What\'s the difference between const void *
and void *
? Under what circumstances can a void pointer be cast to a const void
pointer?
It's perfectly reasonable to cast a void *
to a const void *
and the compiler should do so implicitly behind the scenes without any thought on your part, but the other way around is dangerous and must be avoided.
Remember, if a function takes a const
pointer, then you're free to pass to it either a const
or a non-const
value. Saying you take a const
pointer is just you declaring that the memory won't be modified by your function.
An example: (note that the lines marked DANGER should throw a compiler error)
const void *p_const;
void *p_buffer;
// const pointers are allowed to hold static memory
p_const = "Foo"; // allowed
p_buffer = "Foo"; // DANGER!!!
// casting to const is implicit
p_const = malloc(LEN); // allowed - implicit cast
p_buffer = malloc(LEN); // allowed
// casting to const implicit again
write(STDOUT, p_const, LEN); // allowed
write(STDOUT, p_buffer, LEN); // also allowed - implicit cast
// const memory cannot be used where mutable memory is expected
read(0, p_buffer, LEN); // allowed
read(0, p_const, LEN); // DANGER!!
// To make the above more obivous, we'll skip the intermediate variable
// and place instead what it holds
read(0, malloc(LEN), LEN); // allowed - useless but at least no crashes
read(0, "foo", 4); // DANGER!!!
As a general rule, if a function you write takes in a pointer to a value that you're not going to modify, then the function signature should use a const
pointer. Using a pointer that isn't declared const
means that the memory you're pointing to is allowed to be modified.
Another example:
void do_something(const void* ptr, int length);
// Since the signature is a const pointer, I know I can call it like this:
do_something("foo",4);
Conversely, function calls for a non-constant pointer, then I have to allow for it:
void do_something(void* ptr, int length);
// This tells me that the function may overwrite my value.
// The safe solution therefore looks more like this:
char *myptr = char[4];
memcpy(myptr,"foo",4);
do_something(myptr,4);
Similarly, if you ever find yourself in a situation where you need to cast a const
pointer to a non-const
one, you should duplicate pointed-to value to a mutable part of memory, and pass your duplicate to the function rather than the original. If that sounds like a headache, that's because it is. If you find yourself in that situation, then you've probably done something wrong.
Conceptually, if the variable holds a "value", then it's likely a const
pointer. If, instead it holds a "buffer", then it's a non-const
pointer.
Pointers in you function signatures should always be declared const
unless you intend to write to that memory. Following that rule will help you avoid disastrous problems in your program's logic.
I didn't understand this simple rule until I had been programming for 6 years.
A const void *
points to memory that should not be modified.
A void *
(non-const) points to memory that could be modified (but not via the void *
; you'd have to cast it first).
When you use memmove()
, the source address is cast to const void *
:
void *memmove(void *dst, const void *src, size_t nbytes);
That is an illustration when a void pointer can be cast to a constant void pointer. Basically, you can do it (convert to constant) at any time when you know you are not going to modify the memory that the pointer points at. This applies to any pointer - not just void pointers.

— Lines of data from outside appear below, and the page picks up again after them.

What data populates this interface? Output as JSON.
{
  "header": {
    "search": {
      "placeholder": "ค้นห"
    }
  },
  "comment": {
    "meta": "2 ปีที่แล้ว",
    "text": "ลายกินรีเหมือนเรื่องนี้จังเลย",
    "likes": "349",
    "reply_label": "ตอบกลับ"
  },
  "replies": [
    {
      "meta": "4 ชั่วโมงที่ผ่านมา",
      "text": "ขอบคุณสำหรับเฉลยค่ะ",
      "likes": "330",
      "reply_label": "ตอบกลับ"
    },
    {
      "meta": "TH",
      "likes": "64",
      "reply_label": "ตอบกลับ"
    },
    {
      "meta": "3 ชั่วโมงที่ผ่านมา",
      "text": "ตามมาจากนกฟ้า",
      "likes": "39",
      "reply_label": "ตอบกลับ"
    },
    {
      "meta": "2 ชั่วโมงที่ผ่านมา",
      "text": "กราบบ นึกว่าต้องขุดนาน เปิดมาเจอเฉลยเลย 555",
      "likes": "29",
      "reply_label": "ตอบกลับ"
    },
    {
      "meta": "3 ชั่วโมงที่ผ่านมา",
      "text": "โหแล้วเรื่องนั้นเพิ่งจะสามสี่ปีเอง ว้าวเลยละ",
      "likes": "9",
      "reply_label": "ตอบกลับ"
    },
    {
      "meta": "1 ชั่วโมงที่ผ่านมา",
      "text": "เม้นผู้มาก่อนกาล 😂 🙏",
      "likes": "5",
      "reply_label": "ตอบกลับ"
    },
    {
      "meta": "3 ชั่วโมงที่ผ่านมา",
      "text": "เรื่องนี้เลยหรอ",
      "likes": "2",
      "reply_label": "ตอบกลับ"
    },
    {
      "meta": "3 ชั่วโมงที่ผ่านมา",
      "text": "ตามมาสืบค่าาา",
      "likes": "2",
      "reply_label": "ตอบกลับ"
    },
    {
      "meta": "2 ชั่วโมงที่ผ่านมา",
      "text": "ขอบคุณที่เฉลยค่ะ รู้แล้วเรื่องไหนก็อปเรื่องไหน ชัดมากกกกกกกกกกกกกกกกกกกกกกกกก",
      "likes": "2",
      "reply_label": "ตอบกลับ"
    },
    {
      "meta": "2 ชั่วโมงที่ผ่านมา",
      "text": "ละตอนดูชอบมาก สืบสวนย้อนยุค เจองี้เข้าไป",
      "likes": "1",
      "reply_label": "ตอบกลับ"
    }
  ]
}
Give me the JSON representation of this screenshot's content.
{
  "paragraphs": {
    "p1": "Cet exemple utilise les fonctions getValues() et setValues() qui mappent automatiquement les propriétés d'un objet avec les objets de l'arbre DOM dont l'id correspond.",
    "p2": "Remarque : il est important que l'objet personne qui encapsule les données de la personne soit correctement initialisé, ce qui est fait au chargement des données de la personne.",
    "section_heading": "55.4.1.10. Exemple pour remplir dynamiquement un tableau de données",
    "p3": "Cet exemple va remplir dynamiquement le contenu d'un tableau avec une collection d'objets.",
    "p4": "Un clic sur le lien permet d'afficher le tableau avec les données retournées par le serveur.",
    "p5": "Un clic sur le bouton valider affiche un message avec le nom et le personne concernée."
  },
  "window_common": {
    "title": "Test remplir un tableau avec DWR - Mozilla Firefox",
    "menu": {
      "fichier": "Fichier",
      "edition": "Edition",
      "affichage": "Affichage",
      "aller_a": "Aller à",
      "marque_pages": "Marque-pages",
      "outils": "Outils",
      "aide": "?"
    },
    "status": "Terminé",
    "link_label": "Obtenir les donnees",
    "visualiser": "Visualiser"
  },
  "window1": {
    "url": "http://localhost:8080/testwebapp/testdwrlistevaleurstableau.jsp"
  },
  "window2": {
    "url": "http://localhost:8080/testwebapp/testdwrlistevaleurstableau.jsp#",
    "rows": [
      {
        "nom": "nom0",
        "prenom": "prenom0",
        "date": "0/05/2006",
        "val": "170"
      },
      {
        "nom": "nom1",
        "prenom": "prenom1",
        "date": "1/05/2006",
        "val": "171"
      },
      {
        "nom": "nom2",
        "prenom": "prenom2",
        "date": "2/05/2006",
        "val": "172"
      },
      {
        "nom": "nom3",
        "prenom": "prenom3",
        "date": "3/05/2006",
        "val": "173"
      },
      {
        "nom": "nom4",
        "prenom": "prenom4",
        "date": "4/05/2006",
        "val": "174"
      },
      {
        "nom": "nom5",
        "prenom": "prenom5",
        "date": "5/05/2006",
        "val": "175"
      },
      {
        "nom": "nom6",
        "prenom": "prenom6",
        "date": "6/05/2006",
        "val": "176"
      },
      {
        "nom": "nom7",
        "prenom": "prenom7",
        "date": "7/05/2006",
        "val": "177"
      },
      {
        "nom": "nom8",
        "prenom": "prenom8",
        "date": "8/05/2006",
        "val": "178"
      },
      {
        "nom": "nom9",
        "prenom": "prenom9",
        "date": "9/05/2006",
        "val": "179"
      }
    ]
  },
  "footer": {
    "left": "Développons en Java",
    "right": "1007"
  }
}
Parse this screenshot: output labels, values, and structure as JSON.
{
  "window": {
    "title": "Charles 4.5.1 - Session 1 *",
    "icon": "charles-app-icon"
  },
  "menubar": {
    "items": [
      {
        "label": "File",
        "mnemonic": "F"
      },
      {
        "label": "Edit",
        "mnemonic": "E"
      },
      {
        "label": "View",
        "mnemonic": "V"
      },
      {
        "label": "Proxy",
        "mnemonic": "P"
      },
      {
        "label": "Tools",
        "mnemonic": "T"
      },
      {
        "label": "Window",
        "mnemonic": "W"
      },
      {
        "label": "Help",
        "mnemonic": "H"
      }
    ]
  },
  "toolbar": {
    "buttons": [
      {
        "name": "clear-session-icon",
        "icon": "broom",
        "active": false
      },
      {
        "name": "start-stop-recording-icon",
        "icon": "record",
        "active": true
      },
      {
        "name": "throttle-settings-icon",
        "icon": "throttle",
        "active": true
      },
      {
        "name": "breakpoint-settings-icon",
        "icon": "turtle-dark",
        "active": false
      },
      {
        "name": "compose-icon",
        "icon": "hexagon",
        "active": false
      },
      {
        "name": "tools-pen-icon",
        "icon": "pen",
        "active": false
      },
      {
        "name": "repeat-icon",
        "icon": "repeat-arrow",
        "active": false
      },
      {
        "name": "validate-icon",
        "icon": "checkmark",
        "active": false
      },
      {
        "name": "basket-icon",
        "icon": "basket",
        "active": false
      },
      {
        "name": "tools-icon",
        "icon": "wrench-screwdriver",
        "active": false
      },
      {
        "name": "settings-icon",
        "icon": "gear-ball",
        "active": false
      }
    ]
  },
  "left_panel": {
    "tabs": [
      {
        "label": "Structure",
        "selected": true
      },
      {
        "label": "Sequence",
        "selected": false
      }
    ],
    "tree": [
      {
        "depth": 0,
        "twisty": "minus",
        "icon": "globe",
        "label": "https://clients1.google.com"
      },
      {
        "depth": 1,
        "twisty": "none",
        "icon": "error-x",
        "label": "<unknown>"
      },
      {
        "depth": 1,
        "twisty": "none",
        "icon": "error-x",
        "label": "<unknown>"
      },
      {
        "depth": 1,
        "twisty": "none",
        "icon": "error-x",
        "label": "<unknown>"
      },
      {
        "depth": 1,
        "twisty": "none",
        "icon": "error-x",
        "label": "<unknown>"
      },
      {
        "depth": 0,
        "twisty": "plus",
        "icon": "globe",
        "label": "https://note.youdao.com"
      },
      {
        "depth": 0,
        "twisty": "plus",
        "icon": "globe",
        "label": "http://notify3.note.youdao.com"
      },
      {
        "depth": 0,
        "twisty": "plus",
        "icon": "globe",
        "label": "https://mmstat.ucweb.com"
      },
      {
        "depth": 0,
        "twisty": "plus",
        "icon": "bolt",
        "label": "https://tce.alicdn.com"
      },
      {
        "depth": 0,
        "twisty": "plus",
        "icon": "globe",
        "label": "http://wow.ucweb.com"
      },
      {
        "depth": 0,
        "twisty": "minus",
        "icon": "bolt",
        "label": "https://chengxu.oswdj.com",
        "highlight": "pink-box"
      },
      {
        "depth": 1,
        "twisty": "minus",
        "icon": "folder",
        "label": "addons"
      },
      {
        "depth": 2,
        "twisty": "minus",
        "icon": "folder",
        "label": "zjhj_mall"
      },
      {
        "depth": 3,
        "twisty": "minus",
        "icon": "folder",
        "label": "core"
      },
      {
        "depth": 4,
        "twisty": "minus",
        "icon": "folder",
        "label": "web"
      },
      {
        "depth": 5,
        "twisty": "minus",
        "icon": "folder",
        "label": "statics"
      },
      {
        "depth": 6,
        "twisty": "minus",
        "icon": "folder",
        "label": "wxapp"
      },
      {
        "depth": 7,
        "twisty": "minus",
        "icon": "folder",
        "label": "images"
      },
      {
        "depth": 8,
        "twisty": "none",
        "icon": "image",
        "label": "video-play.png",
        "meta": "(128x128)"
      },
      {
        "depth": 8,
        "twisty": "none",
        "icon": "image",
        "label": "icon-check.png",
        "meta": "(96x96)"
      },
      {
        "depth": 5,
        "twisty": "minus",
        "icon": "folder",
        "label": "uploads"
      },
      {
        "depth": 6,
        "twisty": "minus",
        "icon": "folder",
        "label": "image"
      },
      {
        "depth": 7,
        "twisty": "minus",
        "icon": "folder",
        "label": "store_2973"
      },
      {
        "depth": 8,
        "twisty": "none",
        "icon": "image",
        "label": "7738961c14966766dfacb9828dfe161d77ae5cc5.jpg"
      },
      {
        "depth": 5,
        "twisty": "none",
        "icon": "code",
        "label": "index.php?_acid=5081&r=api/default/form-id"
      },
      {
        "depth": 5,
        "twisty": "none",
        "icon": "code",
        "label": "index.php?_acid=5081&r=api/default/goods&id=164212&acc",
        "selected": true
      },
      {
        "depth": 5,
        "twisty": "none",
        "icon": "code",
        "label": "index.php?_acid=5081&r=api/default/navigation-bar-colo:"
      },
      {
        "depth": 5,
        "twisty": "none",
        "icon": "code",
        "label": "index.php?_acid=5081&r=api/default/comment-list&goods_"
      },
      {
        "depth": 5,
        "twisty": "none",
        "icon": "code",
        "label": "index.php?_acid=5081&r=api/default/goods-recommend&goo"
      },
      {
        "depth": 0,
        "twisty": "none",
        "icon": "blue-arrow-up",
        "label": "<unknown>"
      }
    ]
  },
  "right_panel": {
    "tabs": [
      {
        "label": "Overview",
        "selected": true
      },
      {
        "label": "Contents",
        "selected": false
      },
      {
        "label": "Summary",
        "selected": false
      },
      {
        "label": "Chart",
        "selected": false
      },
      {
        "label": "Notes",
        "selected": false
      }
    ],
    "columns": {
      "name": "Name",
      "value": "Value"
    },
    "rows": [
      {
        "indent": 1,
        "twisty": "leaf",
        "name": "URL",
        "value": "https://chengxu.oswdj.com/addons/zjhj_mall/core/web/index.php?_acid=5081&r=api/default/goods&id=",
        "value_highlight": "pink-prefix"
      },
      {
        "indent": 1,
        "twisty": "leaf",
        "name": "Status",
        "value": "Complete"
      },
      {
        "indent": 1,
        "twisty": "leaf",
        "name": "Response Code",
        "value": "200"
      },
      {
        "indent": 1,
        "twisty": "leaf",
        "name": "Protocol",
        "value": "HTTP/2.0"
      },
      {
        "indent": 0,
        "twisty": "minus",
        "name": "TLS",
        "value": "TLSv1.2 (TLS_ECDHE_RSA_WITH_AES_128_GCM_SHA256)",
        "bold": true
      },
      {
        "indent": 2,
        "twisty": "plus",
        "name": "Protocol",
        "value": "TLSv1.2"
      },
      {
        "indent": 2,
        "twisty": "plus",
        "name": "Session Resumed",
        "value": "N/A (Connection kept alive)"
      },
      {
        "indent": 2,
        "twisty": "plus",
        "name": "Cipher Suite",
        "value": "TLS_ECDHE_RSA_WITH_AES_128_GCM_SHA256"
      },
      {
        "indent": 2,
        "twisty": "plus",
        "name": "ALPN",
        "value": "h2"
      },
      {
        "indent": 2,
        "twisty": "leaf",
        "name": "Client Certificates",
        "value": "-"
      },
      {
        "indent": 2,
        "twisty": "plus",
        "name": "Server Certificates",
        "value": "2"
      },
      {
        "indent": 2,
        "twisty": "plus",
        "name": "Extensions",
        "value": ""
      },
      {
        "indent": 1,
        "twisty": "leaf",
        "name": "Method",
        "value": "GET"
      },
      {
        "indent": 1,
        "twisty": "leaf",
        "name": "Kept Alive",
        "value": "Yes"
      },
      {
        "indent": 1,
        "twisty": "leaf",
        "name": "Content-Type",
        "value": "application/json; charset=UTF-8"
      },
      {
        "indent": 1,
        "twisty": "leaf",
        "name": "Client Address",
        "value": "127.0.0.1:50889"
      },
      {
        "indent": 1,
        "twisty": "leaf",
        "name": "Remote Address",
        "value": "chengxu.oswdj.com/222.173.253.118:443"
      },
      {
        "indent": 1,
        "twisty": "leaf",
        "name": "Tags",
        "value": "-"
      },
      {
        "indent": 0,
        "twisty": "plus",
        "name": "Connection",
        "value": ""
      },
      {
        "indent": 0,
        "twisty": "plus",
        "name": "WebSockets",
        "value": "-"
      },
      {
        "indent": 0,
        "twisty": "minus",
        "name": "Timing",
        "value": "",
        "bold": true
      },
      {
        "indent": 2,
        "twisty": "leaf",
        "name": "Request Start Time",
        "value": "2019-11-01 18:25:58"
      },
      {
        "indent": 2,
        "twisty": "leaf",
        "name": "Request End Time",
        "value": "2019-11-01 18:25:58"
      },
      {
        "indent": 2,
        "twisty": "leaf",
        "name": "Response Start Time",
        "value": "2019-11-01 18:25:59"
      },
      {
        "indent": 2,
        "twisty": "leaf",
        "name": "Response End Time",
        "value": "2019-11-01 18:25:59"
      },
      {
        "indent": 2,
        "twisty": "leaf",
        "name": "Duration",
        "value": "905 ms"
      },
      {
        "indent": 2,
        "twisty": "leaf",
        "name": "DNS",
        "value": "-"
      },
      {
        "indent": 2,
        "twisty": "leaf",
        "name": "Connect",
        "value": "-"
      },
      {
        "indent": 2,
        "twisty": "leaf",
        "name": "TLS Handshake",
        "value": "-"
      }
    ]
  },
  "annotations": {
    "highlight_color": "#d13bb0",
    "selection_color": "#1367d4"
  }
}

Converting the other way (from a constant pointer to a non-constant pointer) is a much more dangerous exercise. There's no guarantee that the memory pointed at actually is modifiable; for example, a string literal can be stored in readonly (constant) memory, and if you lose the const-ness with a cast and try to modify the string, you will likely get a segmentation fault or its equivalent - your program will stop suddenly and not under your control. This is not a good thing. So, do not change pointers from constant to non-constant without being very sure it is actually OK to lie to your compiler. Be aware that compilers do not like being lied to and can get their own back, usually at the most inconvenient moment (such as when demonstrating your program to an important prospective client in front of your boss, your boss's boss, and your boss's boss's boss).